I registered to attend this event months ago because I was intrigued by a ceremony where a Japanese man would offer American whiskey to the souls of WWII veterans killed in action. This was also my first visit to the USS Arizona Memorial (NOT for lack of trying—it’s always booked solid for the times we can come). I found the solemnity and sincerity of the ceremony very touching. I arrived before dawn, and as daylight lightened the sky over Pearl Harbor, I thought about how, 76 years ago, this day was the last day of life for all the people killed in the Pearl Harbor attack. Everyone learns about WWII in high school, but I’m always surprised when I realize what a huge impact WWII continues to have on every day aspects of regular life, even my life married to someone in the military: what we do, where we live, where our kids are born.
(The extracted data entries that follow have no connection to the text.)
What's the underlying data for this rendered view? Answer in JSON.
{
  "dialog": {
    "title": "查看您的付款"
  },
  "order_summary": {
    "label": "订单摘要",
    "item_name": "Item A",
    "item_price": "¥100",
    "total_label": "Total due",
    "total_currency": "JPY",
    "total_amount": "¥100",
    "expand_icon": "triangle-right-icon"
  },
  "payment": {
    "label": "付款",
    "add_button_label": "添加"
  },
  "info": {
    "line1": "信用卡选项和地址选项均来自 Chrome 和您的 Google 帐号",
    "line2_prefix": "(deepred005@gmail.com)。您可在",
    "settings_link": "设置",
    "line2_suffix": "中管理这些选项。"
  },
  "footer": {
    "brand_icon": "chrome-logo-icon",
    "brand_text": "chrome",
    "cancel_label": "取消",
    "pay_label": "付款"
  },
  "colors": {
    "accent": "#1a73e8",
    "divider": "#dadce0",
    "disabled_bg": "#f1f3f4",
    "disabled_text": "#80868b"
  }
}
If Japan had not attacked Pearl Harbor that day, would Isaac have been born in Japan? There’s a rabbit hole.
And as the current geopolitical situation seems to spiral more wildly out of control on a daily basis, it’s hard not to think of these historic events playing out in a modern world war and, selfishly, what that would look like for our family. So I took a flower, and prayed for peace, and cast it into the water below.
“Humble yourselves, therefore, under the mighty hand of God…casting all your anxieties on him, because he cares for you,” (1 Peter 5:7).